Overview of "Pixel3DMM: Versatile Screen-Space Priors for Single-Image 3D Face Reconstruction"
The paper presents Pixel3DMM, an innovative approach to address the problem of 3D face reconstruction from a single RGB image by leveraging pixel-aligned geometric cues. This method employs a pair of Vision Transformers (ViTs) that predict per-pixel surface normals and UV-coordinates, using these geometric cues to constrain the optimization of a 3D morphable face model (3DMM). The focus is to advance the robustness and fidelity of 3D face reconstructions, overcoming traditional challenges like depth ambiguities and expression disentanglement.
Methodology
Pixel3DMM Architecture
Pixel3DMM utilizes two vision transformer networks tailored to predict UV-coordinates and surface normals, effectively refining 3D face reconstruction. The foundational elements are drawn from the DINOv2 model, which provides robust latent features. The network architecture extends the standard ViT with a prediction head consisting of transformer blocks and up-convolutions to achieve high-resolution output predictions.
Figure 1: Method Overview: Pixel3DMM consists of (a) learning pixel-aligned geometric priors (left) and (b) test-time optimization against predicted UV-coordinates and normals (right).
Training and Data Preparation
The model is trained using high-quality 3D datasets, namely NPHM, FaceScape, and Ava256, registered against the FLAME model topology. Techniques such as non-rigid registration and random sampling of light and camera parameters enhance the model's robustness. This results in a comprehensive dataset encompassing diverse identities and expressions.
Fitting Strategy
The 3DMM parameters are optimized through a combination of surface normal and UV-coordinate predictions, utilizing both 2D vertex loss and a loss function based on estimated normals. This optimization is applied not only to single images but also extended to monocular video sequences, ensuring smoothness and fidelity across frames.
Benchmark Development
To evaluate the effectiveness of Pixel3DMM, a new benchmark was introduced using the multi-view video dataset NeRSemble. This benchmark is designed to test both posed and neutral geometries, offering a detailed evaluation protocol that includes metrics such as L1 and L2 Chamfer distances, normal consistency, and recall rates.
Figure 2: 3D Face Reconstruction Benchmark Analysis. We show the 5 most diverse images from each benchmark dataset, as measured by the expression codes of EMOCA.
Experimental Results
Pixel3DMM demonstrates superior performance in 3D face reconstruction tasks, significantly outperforming existing methods such as DECA and EMOCA in posed scenarios, with a 15% improvement in geometric accuracy. The results on the neutral task, however, highlight challenges in disentangling identity and expression when relying on optimization-based approaches.
Figure 3: Qualitative Comparison (Posed): We show overlays of the reconstructed meshes to judge the reconstruction alignment.
Implications and Future Work
Pixel3DMM marks a step forward in single-image 3D face reconstruction by integrating advanced geometric priors within the optimization process, however, challenges remain in enhancing the rapidity and scalability of these methods, particularly for real-time and generative applications.
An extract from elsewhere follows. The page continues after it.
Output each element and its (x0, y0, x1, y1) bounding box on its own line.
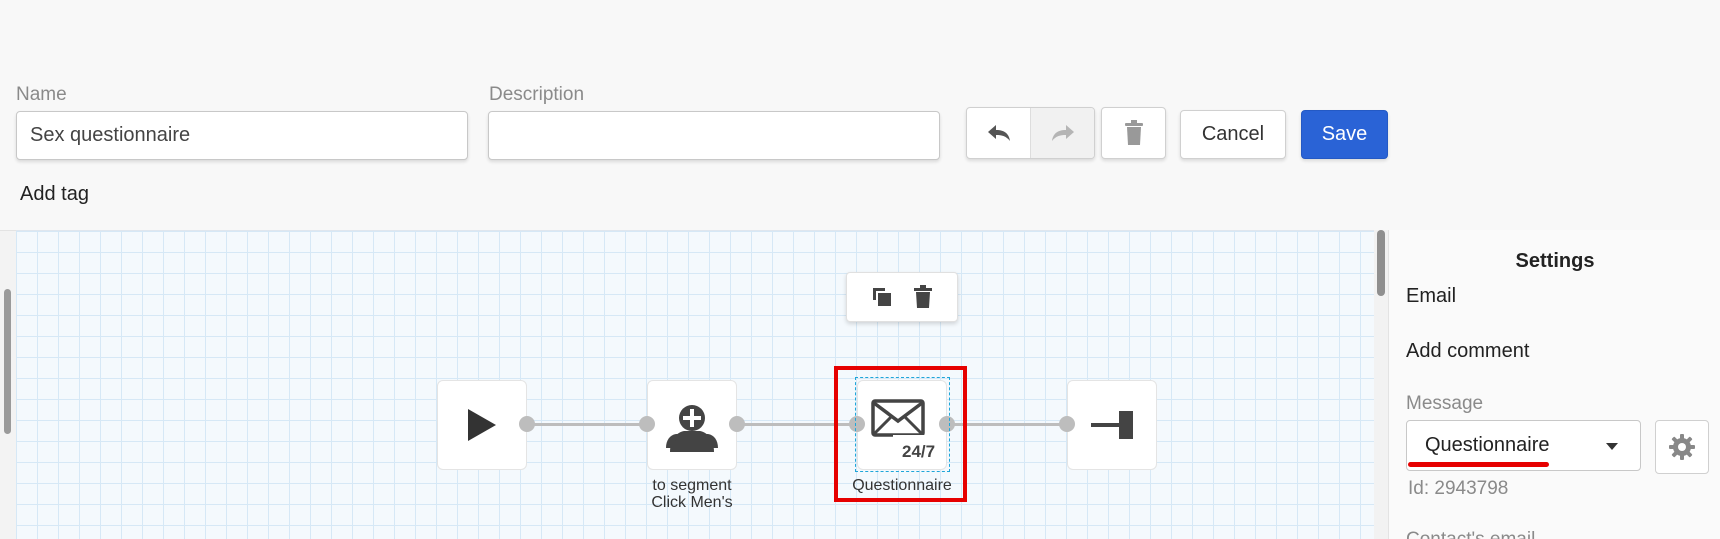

Future work could explore integrating multi-view information into the foundational architecture or refining the optimization strategies to improve identity-expression disentanglement further.
Figure 4: Qualitative Comparison (Neutral): Alignment of the neutral prediction against the neutral image and scan of a person.
The introduction of new benchmarks provides a pathway for more nuanced comparisons across methodologies, especially in facets of posed geometry reconstruction and underlying disentanglement strategies.
Conclusion
The paper introduces a novel method for single-image 3D face reconstruction that significantly advances the fidelity and applicability of face modeling techniques. Pixel3DMM leverages pixel-aligned geometric priors to refine 3DMM parameter estimation, establishing new standards against which future technologies in this domain can be assessed. The comprehensive use of public datasets and efficient training setups encourages continued exploration and innovation in related areas.